Tiga skenario tersebut, yang diistilahkan sebagai VisiPetro 2023, yang merupakan skenario industri hulu migas pascapandemi Covid-19, adalah bentuk perhatian dan dukungan para pemangku kepentingan dari golongan nonpemerintah. Para ahli yang terlibat dalam penyusunan skenario itu sama-sama menginginkan iklim hulu migas Indonesia cerah dan prospektif. Tak ada maksud lain selain berharap kondisi hulu migas yang lebih baik.
Para ahli yang terlibat dalam penyusunan skenario itu sama-sama menginginkan iklim hulu migas Indonesia yang cerah dan prospektif. Tak ada maksud lain selain berharap kondisi hulu migas yang lebih baik.

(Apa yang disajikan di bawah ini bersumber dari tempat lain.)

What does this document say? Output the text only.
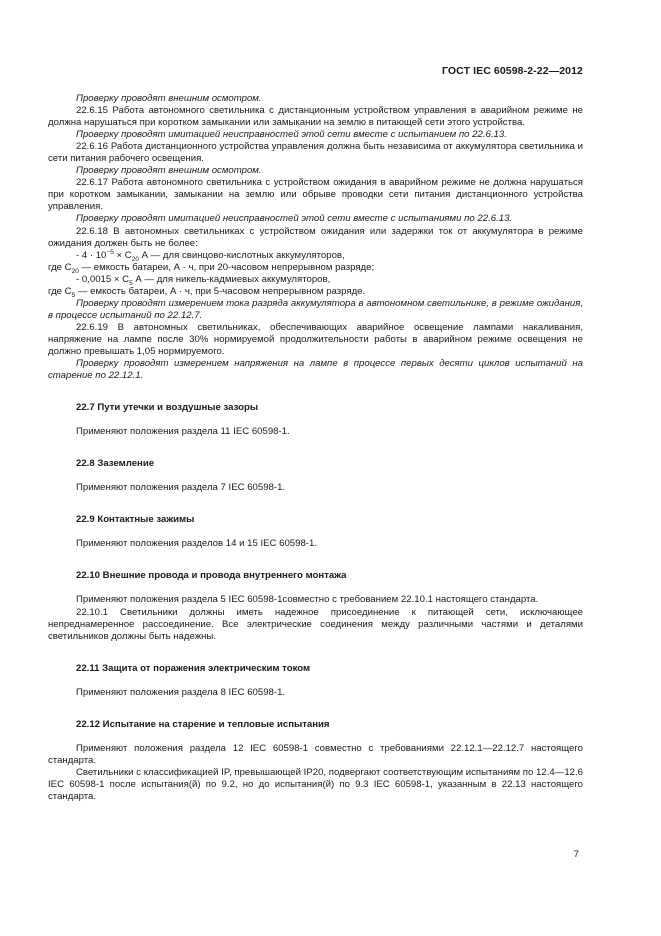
ГОСТ IEC 60598-2-22—2012

Проверку проводят внешним осмотром.

22.6.15 Работа автономного светильника с дистанционным устройством управления в аварийном режиме не должна нарушаться при коротком замыкании или замыкании на землю в питающей сети этого устройства.

Проверку проводят имитацией неисправностей этой сети вместе с испытанием по 22.6.13.

22.6.16 Работа дистанционного устройства управления должна быть независима от аккумулятора светильника и сети питания рабочего освещения.

Проверку проводят внешним осмотром.

22.6.17 Работа автономного светильника с устройством ожидания в аварийном режиме не должна нарушаться при коротком замыкании, замыкании на землю или обрыве проводки сети питания дистанционного устройства управления.

Проверку проводят имитацией неисправностей этой сети вместе с испытаниями по 22.6.13.

22.6.18 В автономных светильниках с устройством ожидания или задержки ток от аккумулятора в режиме ожидания должен быть не более:

- $4 \cdot 10^{-5} \times C_{20}$ А — для свинцово-кислотных аккумуляторов,

где $C_{20}$ — емкость батареи, А · ч, при 20-часовом непрерывном разряде;

- $0,0015 \times C_5$ А — для никель-кадмиевых аккумуляторов,

где $C_5$ — емкость батареи, А · ч, при 5-часовом непрерывном разряде.

Проверку проводят измерением тока разряда аккумулятора в автономном светильнике, в режиме ожидания, в процессе испытаний по 22.12.7.

22.6.19 В автономных светильниках, обеспечивающих аварийное освещение лампами накаливания, напряжение на лампе после 30% нормируемой продолжительности работы в аварийном режиме освещения не должно превышать 1,05 нормируемого.

Проверку проводят измерением напряжения на лампе в процессе первых десяти циклов испытаний на старение по 22.12.1.

22.7 Пути утечки и воздушные зазоры

Применяют положения раздела 11 IEC 60598-1.

22.8 Заземление

Применяют положения раздела 7 IEC 60598-1.

22.9 Контактные зажимы

Применяют положения разделов 14 и 15 IEC 60598-1.

22.10 Внешние провода и провода внутреннего монтажа

Применяют положения раздела 5 IEC 60598-1совместно с требованием 22.10.1 настоящего стандарта.

22.10.1 Светильники должны иметь надежное присоединение к питающей сети, исключающее непреднамеренное рассоединение. Все электрические соединения между различными частями и деталями светильников должны быть надежны.

22.11 Защита от поражения электрическим током

Применяют положения раздела 8 IEC 60598-1.

22.12 Испытание на старение и тепловые испытания

Применяют положения раздела 12 IEC 60598-1 совместно с требованиями 22.12.1—22.12.7 настоящего стандарта.

Светильники с классификацией IP, превышающей IP20, подвергают соответствующим испытаниям по 12.4—12.6 IEC 60598-1 после испытания(й) по 9.2, но до испытания(й) по 9.3 IEC 60598-1, указанным в 22.13 настоящего стандарта.

7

Lalu, setelah tiga skenario itu disusun, di mana bola panas berada? Pemerintah dan DPR. Dua lembaga ini adalah pemegang kunci karena di tangan merekalah kebijakan hulu migas dibuat. DPR saat ini sedang memproses revisi Undang-Undang Nomor 22 Tahun 2001 tentang Minyak dan Gas Bumi. Adapun pemerintah, dengan produk hukum turunannya, juga menjadi kunci bagaimana sektor hulu migas dijalankan.
Apakah sektor hulu migas Indonesia nanti, pascapandemi, akan lebih baik? Apakah kebijakan yang dibuat lebih ramah bagi investasi? Apakah segala perizinan yang berbelit, birokrasi kompleks, ketidakpastian berusaha, atau kebijakan yang mudah sekali berubah tidak akan terjadi lagi?
Pertanyaan-pertanyaan di atas belum akan bisa terjawab dalam waktu dekat. Semua sangat bergantung pada leadership. Kepemimpinan yang terbuka, tidak egois, punya visi jangka panjang, serta memprioritaskan kepentingan nasional daripada kepentingan kelompok adalah yang ditunggu-tunggu di sektor hulu migas kita.